Troy Anthony Davis was convicted of the 1989 shooting death of an off-duty Savannah, Ga., police officer responding to the beating of a homeless man in a parking lot. Since his 1991 trial, seven of nine prosecution witnesses have recanted their testimony and other witnesses have implicated someone else in the killing, The Atlanta Journal-Constitution said.
The order was unusual in that the court usually does not make a major decision during its summer recess, scotusblog.com reported. It is also unusual in that the court usually does not issue an opinion justifying its decision -- Justice John Paul Stevens wrote the opinion and was joined by the majority with the exception of Justice Sonia Sotomayor, who is new on the court.
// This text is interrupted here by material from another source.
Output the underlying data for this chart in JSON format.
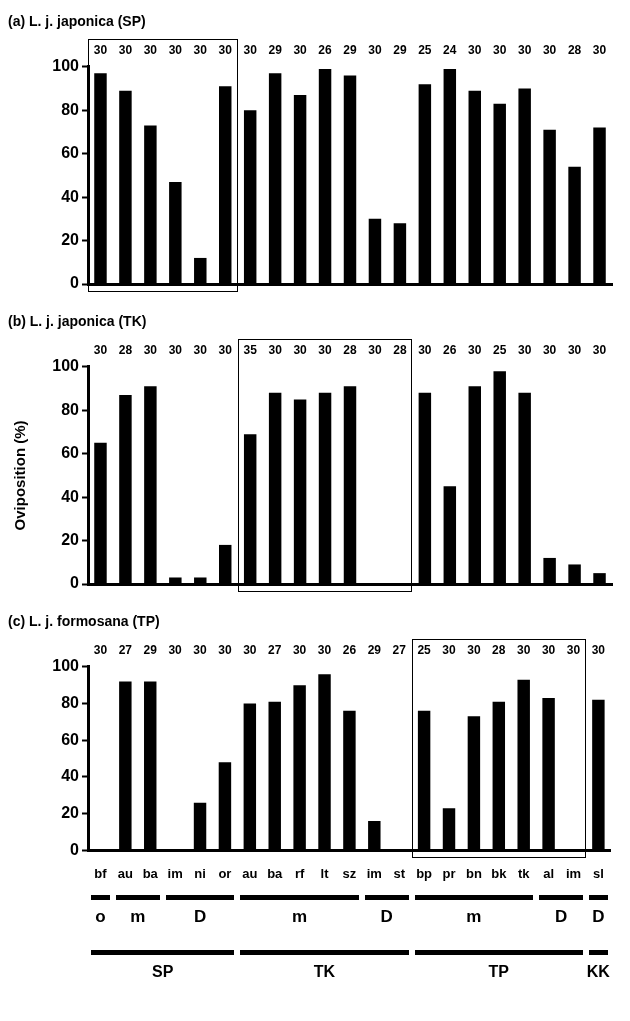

Justice Antonin Scalia wrote a dissent and was joined by Justice Clarence Thomas.
Attorneys for Davis filed an original writ of habeas corpus -- a request that the justices review the constitutionality of his detention -- directly with the Supreme Court. Such requests make an end run around federal law limiting the scope of death penalty appeals.
"Today, without explanation and without any meaningful guidance, this (Supreme) Court sends the U.S. District Court ... on a fool's errand," Scalia wrote in dissent. "That court is directed to consider evidence of actual innocence which has been reviewed and rejected at least three times. ... I truly do not see how the District Court can discern what is expected of it."
A number of officials have taken up the prisoner's cause, including Pope Benedict XVI.